Isn’t it fascinating when things don’t go according to plan, when an unanticipated anomaly or counter-intuitive occurrence shifts the landscape, revealing new, often unimagined possibilities.
Isn’t this what happened in the last US presidential election. Yes, it had to do with the bold, 50-state strategy that defied the conventional wisdom of red and blue fortresses with a few neutral states in play. And yes, it had something to do with a shift in shared values and concerns.
Yet for a moment, something else peaked through, something else was recognized and respected, although not as clearly articulated by either the press or the campaigns. Particularly in moments of stress or crisis, individuals self-consciously re-examine their deepest values and principles, with the opportunity to redefine or reprioritize their most personal commitments and basis for action. For an instant in time, a few folks viewed the entire country as hundreds of millions of “free agents.”
Think a minute. We have always, or at least publicly, held the highest regard for men and women of principle or for principled stands. Isn’t “integrity” the consistent, dependable, and transparent adherence to clearly stated values? There is a subtle yet decisive key to engagement here, but not what we might expect at first. For this popular and enduring concept of integrity frequently determines—consciously or unconsciously—how we work and more important who we choose to work with; doors are opened or closed at this point before the first step is taken. Don’t we prefer to work with those who share our own values and battle with those who do not? Isn’t the most efficient course of action to concentrate resources on identifying and recruiting those who already have the same values?
Possibly efficient; ultimately liberating or transformative? No.
At critical junctures, people choose with various levels of consciousness the values, principles, relationships, obligations, expectations that define their actions, in the ambiguity of the moment in which right strives with right or the lesser of two evils appears as the “only” choice. This is the wild card of the deck, the ever-present potential for dramatic change. For lack of a better term, I’m calling it intrinsic integrity. Where the “buck stops.”
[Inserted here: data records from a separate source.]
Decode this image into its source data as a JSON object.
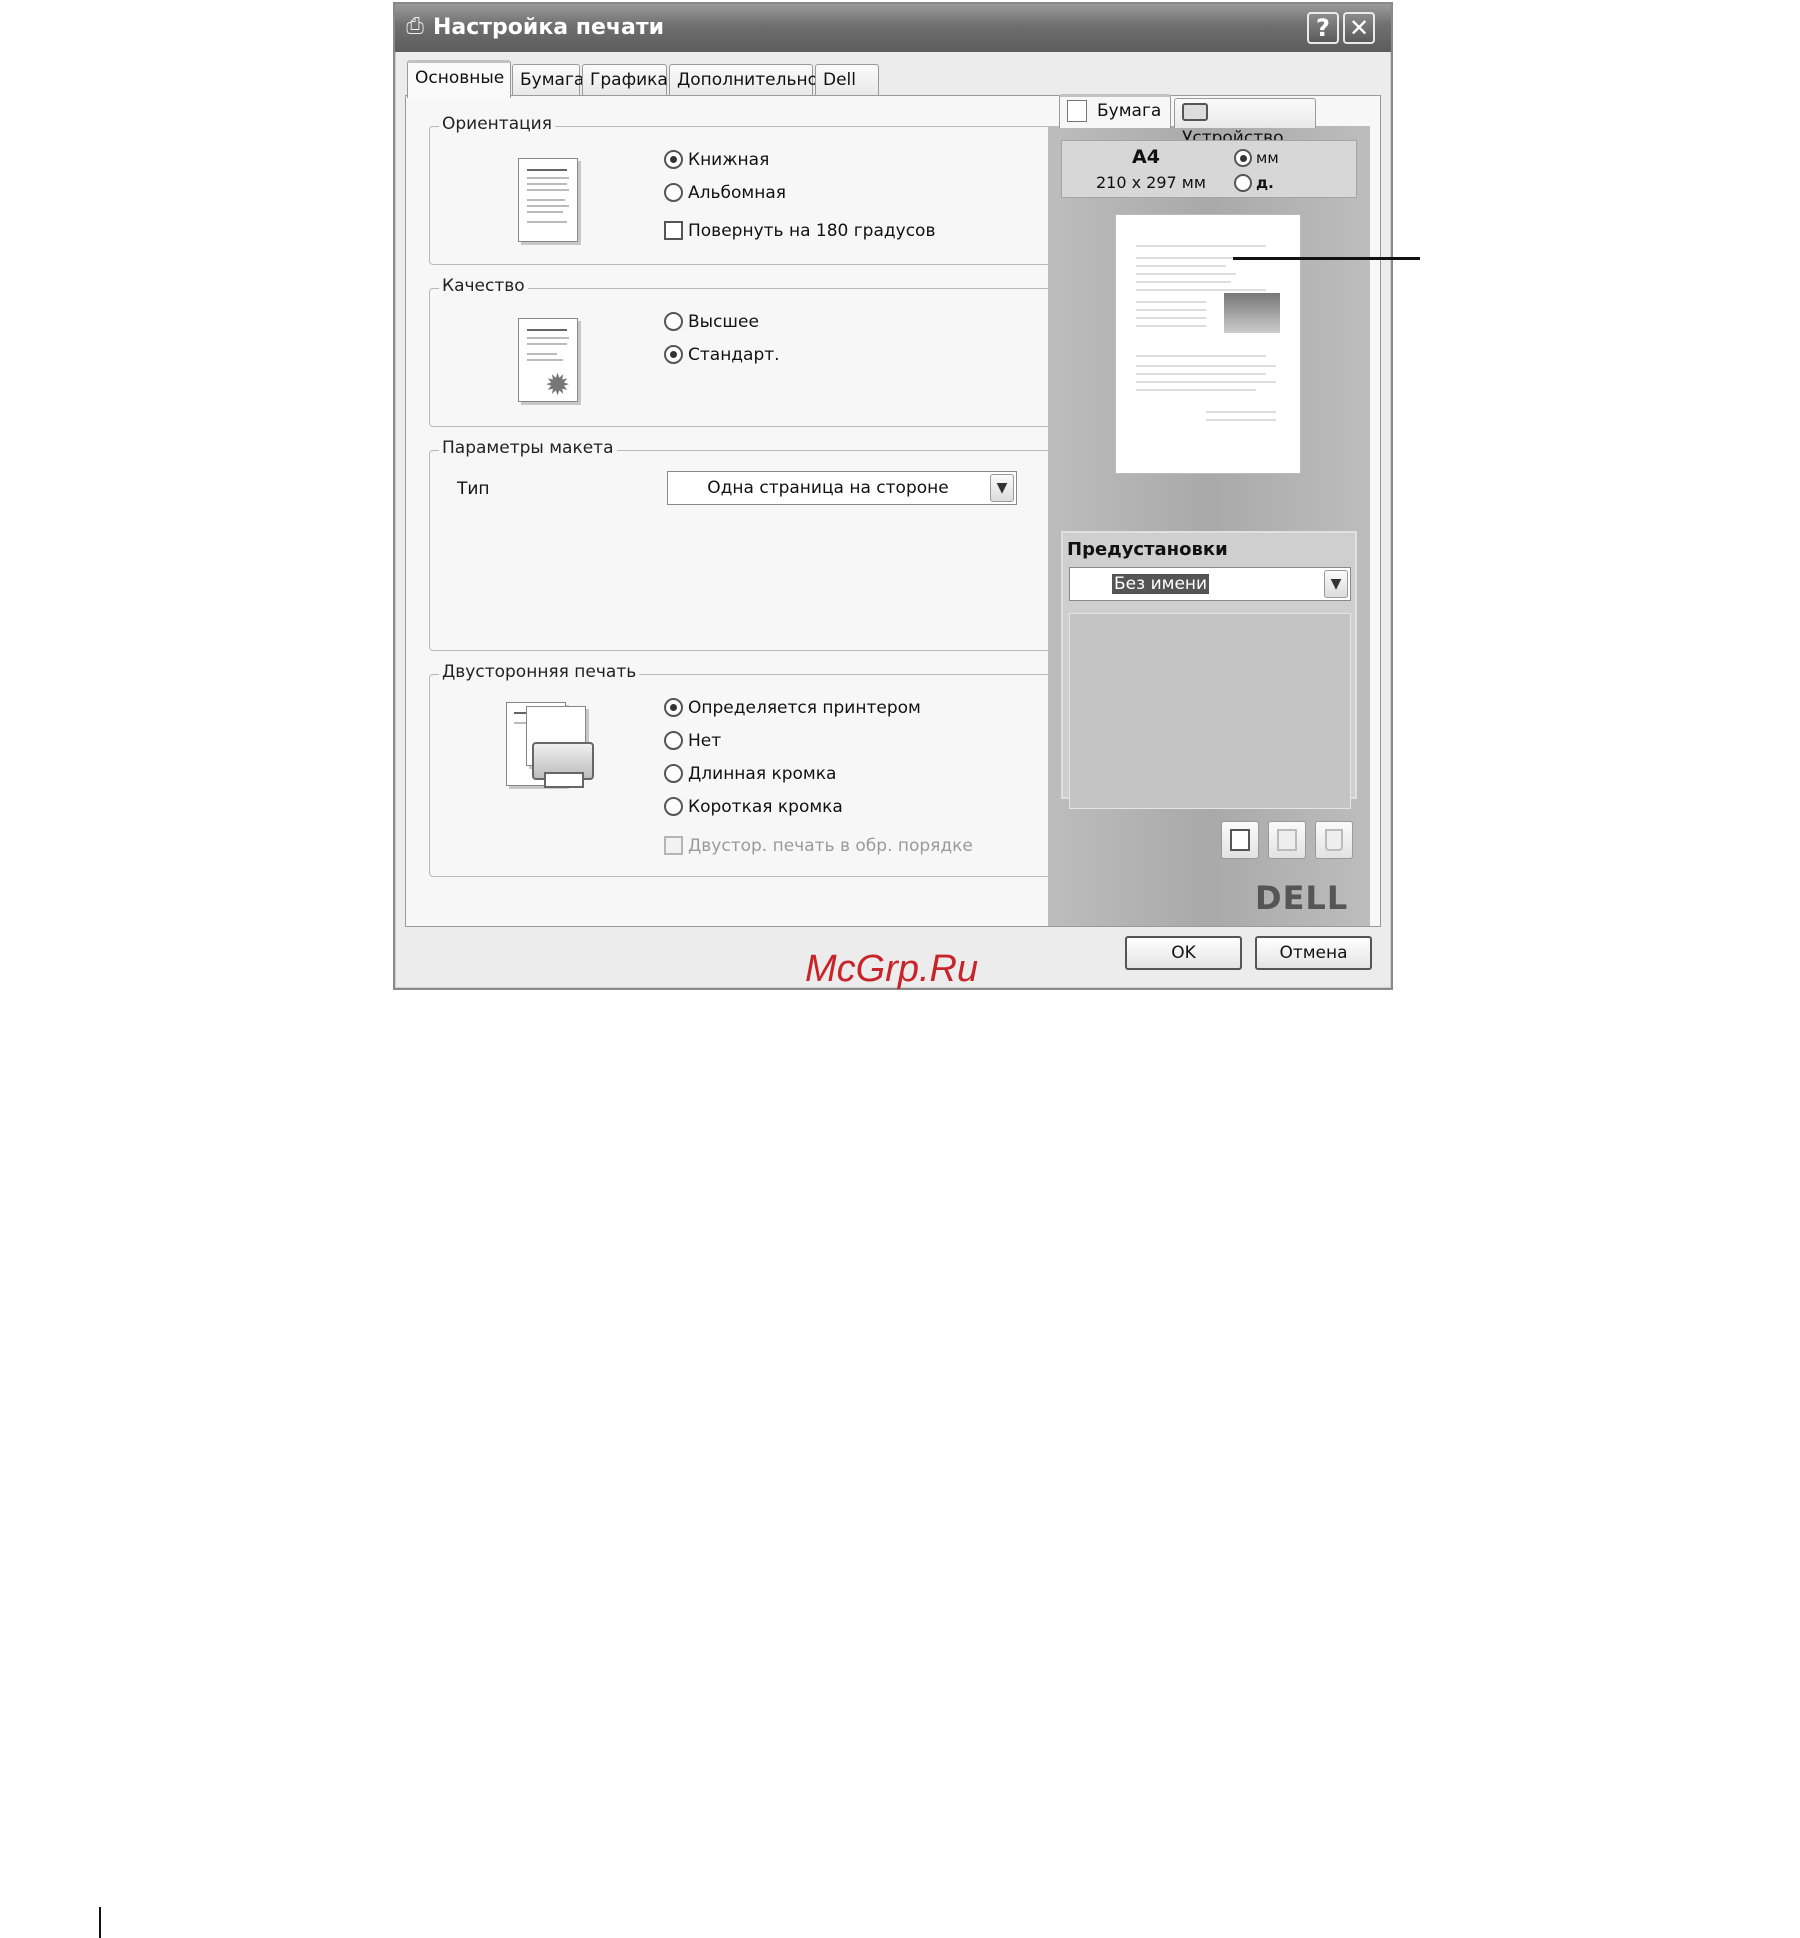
{
  "window": {
    "title": "Настройка печати",
    "help_label": "?",
    "close_label": "✕"
  },
  "tabs": [
    "Основные",
    "Бумага",
    "Графика",
    "Дополнительно",
    "Dell"
  ],
  "orientation": {
    "title": "Ориентация",
    "portrait": "Книжная",
    "landscape": "Альбомная",
    "rotate": "Повернуть на 180 градусов",
    "selected": "portrait",
    "rotate_checked": false
  },
  "quality": {
    "title": "Качество",
    "best": "Высшее",
    "standard": "Стандарт.",
    "selected": "standard"
  },
  "layout": {
    "title": "Параметры макета",
    "type_label": "Тип",
    "type_value": "Одна страница на стороне"
  },
  "duplex": {
    "title": "Двусторонняя печать",
    "printer_default": "Определяется принтером",
    "none": "Нет",
    "long_edge": "Длинная кромка",
    "short_edge": "Короткая кромка",
    "reverse": "Двустор. печать в обр. порядке",
    "selected": "printer_default"
  },
  "preview": {
    "tab_paper": "Бумага",
    "tab_device": "Устройство",
    "paper_size": "A4",
    "paper_dims": "210 x 297 мм",
    "unit_mm": "мм",
    "unit_in": "д.",
    "unit_selected": "mm"
  },
  "favorites": {
    "title": "Предустановки",
    "value": "Без имени"
  },
  "brand": "DELL",
  "buttons": {
    "ok": "OK",
    "cancel": "Отмена"
  },
  "watermark": "McGrp.Ru",
  "colors": {
    "watermark": "#c8242b",
    "titlebar": "#6f6f6f"
  }
}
Intrinsic integrity is the irreducible liberty or freedom of each individual to face, with open eyes, the entirety (the wholeness) of the situation before them, in all its complexity, and to place their lives on the line with the best of what can be known, but the certainty that their action is required and will somehow make a difference.
As a pattern of engagement, intrinsic integrity is the gateway to new, enlivening decisions, our own decisions as well as the decisions of others, most importantly because it dramatically enlarges the potential circle of “others” with whom we might discover common cause.